Ruyant en osmose

unnamed (2).jpg

Trois ans de course, un Vendée Globe, deux Transats Jacques Vabre, dont une victorieuse en 2021, au départ de toutes les épreuves du circuit Imoca depuis 2019, année de son lancement, l’Imoca LinkedOut atteint, à la veille du départ de la Route du Rhum - Destination Guadeloupe, l’apogée de son développement. Mieux, la symbiose entre son skipper Thomas Ruyant et la machine est achevée, dans les détails les plus intimes qui lient désormais le marin et son voilier. Pour leur dernière course ensemble, pour l’équipe qui n’a eu, trois années durant, de cesse d’améliorer, de peaufiner, d’optimiser tous les compartiments d’expression du foiler signé Guillaume Verdier, pour un partenaire, Advens, qui a su renouveler l’expression du sponsoring sportif en poussant sous les projecteurs médiatiques une cause sociétale, LinkedOut, Thomas le Nordiste se sent investi. Investi d’un devoir de performance, investi d’une envie de l’emporter, mais par dessus tout, investi d’une obligation presque sacrée de tirer mille après mille la quintessence de tout le travail patiemment, progressivement mis au point sur son voilier de l’extrême.
 
Boucler le cycle

« Toute l’équipe est convaincue qu’une belle performance est à notre portée. On a cherché l’excellence dans les moindres détails. LinkedOut est ultra prêt ! On le maitrise dans toutes ses subtilités. Nous savons tous que le niveau de jeu a fortement augmenté au sein de la Classe Imoca, et tout le monde navigue plus vite, avec plus d’engagement.  Chacun a progressé. Il y a  énormément de clients sérieux, aboutis comme nous, ou qui arrivent avec des voiliers dernier cri.

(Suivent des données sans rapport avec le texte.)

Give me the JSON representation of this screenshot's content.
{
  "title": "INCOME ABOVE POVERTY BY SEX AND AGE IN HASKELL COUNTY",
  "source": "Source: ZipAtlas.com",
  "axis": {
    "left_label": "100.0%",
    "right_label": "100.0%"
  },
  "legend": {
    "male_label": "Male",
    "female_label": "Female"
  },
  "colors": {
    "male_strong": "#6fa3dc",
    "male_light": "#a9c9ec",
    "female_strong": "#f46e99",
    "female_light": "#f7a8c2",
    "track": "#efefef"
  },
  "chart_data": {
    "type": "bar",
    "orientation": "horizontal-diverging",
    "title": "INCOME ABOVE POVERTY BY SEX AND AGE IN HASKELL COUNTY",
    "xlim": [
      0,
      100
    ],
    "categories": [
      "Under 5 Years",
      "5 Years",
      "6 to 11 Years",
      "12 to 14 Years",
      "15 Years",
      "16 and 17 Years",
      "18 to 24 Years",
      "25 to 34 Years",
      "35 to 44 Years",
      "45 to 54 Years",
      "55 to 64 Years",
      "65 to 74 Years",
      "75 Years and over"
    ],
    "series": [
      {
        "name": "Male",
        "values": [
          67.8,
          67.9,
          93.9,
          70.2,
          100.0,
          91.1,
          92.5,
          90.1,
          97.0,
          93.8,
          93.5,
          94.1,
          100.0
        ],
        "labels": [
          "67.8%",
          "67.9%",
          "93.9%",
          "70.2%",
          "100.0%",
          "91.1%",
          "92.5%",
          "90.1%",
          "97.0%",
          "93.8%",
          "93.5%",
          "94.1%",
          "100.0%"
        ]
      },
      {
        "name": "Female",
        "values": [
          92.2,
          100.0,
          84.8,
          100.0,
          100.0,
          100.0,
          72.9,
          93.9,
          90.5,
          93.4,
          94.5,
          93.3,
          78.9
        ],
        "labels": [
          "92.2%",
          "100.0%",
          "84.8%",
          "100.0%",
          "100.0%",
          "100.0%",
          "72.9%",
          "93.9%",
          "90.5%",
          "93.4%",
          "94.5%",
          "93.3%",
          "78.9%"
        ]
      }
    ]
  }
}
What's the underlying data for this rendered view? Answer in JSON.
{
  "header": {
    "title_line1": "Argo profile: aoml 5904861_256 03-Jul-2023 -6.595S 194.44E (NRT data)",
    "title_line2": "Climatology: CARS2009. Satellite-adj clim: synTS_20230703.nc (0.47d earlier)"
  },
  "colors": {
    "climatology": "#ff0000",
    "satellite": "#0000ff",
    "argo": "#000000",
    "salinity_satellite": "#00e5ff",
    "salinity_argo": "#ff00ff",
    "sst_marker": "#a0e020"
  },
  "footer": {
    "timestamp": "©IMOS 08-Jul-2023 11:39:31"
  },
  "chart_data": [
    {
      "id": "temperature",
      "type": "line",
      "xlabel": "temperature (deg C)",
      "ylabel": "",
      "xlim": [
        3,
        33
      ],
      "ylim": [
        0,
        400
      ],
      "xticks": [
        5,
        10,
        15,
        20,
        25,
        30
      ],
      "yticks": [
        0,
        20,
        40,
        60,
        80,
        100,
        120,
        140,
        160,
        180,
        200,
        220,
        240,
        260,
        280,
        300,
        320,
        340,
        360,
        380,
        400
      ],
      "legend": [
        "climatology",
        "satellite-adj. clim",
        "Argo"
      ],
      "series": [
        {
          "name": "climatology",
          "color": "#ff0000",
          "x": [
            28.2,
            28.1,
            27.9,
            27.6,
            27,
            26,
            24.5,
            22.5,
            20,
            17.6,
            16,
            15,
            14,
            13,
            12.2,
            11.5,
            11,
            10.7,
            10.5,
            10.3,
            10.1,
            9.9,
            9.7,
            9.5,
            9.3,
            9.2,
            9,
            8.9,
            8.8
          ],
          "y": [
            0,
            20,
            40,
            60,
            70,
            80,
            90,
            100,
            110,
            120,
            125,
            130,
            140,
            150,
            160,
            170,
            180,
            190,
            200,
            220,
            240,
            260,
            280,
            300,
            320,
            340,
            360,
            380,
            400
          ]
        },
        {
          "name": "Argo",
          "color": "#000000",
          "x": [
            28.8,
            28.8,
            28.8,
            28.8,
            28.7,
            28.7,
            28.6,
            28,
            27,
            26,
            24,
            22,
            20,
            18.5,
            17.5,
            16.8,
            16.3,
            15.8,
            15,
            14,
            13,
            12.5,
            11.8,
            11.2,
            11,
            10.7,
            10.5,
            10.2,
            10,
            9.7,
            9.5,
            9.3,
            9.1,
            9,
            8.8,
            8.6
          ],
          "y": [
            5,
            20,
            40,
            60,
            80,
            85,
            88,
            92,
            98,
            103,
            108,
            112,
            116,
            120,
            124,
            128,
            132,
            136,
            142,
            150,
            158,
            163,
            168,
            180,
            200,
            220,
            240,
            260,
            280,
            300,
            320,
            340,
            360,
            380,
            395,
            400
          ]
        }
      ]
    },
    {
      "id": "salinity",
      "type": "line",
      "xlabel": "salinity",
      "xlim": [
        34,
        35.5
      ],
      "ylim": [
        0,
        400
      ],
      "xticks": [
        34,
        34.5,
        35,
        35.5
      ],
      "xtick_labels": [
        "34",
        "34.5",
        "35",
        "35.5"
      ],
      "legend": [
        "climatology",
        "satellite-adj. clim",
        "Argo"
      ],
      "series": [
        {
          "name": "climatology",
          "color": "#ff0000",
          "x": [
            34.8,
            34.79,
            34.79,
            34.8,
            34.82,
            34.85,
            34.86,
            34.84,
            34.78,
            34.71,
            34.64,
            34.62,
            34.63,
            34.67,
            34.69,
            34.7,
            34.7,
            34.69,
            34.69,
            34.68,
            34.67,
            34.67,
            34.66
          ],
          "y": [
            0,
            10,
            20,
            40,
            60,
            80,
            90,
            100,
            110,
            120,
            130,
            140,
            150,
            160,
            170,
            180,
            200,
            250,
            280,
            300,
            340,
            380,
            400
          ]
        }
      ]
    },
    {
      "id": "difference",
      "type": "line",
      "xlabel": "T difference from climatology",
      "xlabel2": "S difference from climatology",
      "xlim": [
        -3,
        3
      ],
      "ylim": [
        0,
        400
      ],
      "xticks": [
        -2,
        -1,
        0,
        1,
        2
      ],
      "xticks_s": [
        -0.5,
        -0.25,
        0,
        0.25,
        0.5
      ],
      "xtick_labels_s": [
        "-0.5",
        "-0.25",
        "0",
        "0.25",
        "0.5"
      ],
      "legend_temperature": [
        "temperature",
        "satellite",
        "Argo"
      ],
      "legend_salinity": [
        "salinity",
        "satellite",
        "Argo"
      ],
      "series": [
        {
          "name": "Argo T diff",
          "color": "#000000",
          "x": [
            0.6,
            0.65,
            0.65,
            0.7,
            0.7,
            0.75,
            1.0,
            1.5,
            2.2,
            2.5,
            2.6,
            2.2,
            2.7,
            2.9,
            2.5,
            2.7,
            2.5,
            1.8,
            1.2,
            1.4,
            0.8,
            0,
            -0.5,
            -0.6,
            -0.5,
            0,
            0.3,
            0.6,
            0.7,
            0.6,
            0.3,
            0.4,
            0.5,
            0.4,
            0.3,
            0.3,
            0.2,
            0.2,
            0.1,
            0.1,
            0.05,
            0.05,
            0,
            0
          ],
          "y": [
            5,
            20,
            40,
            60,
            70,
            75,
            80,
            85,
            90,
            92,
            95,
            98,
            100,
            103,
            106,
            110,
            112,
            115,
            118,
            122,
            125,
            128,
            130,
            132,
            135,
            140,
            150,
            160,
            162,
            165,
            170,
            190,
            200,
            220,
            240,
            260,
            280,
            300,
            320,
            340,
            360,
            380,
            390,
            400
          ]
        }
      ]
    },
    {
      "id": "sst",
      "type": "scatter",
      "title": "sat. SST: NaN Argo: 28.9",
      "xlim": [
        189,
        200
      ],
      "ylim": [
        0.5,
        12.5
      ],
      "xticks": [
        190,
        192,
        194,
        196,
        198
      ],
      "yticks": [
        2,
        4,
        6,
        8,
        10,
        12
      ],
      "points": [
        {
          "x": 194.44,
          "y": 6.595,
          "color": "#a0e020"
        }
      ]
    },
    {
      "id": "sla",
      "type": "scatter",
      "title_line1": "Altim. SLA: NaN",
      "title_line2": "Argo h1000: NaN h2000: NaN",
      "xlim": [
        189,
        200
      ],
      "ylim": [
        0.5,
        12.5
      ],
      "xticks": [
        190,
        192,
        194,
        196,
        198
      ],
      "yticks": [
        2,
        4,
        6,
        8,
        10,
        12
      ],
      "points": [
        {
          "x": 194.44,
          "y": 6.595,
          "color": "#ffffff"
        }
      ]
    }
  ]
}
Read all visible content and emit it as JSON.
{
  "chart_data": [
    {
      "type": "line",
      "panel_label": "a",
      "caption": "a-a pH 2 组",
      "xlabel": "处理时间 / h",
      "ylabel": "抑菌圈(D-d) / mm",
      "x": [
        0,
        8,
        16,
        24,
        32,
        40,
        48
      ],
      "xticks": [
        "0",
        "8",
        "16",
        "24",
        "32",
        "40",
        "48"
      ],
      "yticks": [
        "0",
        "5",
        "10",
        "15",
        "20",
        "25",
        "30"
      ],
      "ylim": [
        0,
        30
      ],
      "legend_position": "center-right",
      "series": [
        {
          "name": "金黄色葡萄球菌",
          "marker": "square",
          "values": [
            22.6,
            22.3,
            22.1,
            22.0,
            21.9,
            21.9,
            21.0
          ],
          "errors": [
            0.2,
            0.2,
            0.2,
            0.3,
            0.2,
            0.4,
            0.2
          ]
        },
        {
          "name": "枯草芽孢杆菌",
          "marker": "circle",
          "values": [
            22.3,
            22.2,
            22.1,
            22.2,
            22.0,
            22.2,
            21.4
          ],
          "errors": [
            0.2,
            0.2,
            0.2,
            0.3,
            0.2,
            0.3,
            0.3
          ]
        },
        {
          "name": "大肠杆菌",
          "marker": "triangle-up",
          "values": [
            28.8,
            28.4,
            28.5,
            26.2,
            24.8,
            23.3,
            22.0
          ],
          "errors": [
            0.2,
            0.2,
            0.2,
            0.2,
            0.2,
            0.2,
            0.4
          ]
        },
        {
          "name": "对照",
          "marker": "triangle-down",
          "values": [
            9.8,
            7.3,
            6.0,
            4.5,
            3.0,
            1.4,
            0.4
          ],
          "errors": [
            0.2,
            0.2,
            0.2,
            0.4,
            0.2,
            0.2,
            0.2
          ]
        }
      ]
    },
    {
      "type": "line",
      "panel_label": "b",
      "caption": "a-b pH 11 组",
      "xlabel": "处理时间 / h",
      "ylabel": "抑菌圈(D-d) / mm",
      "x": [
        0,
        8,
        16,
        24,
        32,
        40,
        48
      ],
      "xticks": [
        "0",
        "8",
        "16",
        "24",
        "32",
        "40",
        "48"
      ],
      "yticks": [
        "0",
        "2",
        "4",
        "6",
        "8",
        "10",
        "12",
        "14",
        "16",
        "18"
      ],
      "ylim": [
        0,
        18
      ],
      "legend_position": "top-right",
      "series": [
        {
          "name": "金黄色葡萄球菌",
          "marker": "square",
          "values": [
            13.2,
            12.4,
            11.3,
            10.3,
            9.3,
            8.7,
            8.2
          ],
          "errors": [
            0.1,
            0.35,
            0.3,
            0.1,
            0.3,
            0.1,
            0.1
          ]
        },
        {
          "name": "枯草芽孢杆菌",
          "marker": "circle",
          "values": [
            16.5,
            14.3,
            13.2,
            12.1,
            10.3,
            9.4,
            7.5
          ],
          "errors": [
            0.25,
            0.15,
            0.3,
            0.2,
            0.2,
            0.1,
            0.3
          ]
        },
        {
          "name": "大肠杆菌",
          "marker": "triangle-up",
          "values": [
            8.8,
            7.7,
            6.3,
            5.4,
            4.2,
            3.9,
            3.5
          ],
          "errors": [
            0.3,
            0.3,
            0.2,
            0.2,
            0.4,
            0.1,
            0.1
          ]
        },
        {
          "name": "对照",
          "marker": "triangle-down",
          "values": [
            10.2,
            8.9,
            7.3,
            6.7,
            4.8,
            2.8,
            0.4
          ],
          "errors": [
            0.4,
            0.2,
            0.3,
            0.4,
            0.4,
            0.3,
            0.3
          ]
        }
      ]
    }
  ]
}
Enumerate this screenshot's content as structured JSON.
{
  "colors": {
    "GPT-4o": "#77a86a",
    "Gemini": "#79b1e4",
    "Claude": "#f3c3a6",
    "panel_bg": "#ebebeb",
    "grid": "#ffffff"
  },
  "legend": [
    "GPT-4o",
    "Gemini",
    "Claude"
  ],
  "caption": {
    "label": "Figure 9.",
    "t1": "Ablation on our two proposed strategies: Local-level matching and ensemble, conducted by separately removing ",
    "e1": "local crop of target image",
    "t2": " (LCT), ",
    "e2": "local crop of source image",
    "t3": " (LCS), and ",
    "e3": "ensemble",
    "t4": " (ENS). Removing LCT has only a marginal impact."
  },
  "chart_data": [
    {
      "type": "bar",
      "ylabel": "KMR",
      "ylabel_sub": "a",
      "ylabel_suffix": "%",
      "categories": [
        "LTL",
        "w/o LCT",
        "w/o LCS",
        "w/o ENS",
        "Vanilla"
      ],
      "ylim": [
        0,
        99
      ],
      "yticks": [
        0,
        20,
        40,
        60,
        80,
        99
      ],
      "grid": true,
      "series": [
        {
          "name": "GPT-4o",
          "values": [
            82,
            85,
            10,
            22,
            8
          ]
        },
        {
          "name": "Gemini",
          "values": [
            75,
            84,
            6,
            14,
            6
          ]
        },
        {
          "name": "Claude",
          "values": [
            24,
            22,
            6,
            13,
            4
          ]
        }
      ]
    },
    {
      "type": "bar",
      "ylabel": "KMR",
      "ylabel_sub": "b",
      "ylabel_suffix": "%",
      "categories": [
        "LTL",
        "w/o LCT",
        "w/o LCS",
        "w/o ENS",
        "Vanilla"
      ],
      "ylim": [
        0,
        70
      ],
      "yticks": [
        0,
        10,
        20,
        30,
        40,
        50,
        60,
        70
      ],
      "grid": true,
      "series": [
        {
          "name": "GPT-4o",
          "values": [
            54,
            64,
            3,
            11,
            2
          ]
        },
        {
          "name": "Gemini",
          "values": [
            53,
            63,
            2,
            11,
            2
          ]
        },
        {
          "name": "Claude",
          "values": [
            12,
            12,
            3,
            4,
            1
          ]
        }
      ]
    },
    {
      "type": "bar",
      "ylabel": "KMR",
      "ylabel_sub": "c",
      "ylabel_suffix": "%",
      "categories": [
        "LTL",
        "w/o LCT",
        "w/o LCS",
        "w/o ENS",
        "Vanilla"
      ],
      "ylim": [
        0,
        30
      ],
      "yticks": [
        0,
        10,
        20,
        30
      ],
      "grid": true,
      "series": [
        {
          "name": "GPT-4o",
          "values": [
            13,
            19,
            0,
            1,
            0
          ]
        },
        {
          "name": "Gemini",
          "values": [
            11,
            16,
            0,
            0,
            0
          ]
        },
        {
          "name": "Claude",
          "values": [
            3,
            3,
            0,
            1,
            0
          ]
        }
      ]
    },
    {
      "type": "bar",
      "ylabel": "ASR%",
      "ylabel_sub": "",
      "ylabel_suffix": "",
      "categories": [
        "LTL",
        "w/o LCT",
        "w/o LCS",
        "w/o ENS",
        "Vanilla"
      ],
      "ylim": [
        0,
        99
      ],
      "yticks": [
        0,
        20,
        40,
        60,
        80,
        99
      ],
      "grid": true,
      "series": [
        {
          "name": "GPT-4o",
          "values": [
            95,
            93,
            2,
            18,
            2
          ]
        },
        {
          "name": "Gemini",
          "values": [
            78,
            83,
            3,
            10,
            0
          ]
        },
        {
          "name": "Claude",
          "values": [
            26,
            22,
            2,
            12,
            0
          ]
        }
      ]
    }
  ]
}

Il est certain que la bonne connaissance et la fiabilité feront la différence. Mais tout le monde travaille fort dans cette classe. Nous sommes nous aussi montés en puissance, grâce entre autre à Morgan Lagravière. Nous sommes sur une fin de cycle avec notre plan Verdier, indiscutablement l’un des meilleurs bateaux de la flotte. Toute l’équipe et moi-même voulons absolument bien finir l’histoire, boucler le cycle, avant de passer à notre nouveau foiler, Advens 2 actuellement en construction. On a jamais été aussi prêt, jamais eu autant de cartes en mains pour bien faire les choses. »
 
Pas de train-train à venir

« La météo annoncée pourrait offrir pas mal d’option dès le départ, et donc une course assez dispersée. Pour la première fois, on aura du mal à anticiper, à savoir où mettre les curseurs de l’exigence. Des écarts peuvent se faire selon les aptitudes à attaquer d’emblée dans des conditions annoncées ardues. On s’attend à une entrée en matière difficile. Il faudra savoir quand accélérer, mais aussi quand ralentir. Au près, au reaching, nos bateaux s’emballent vite. Il est important de savoir maitriser sa machine. Les foilers permettent d’aller vite dans le gros temps, tout en amortissant certains chocs. »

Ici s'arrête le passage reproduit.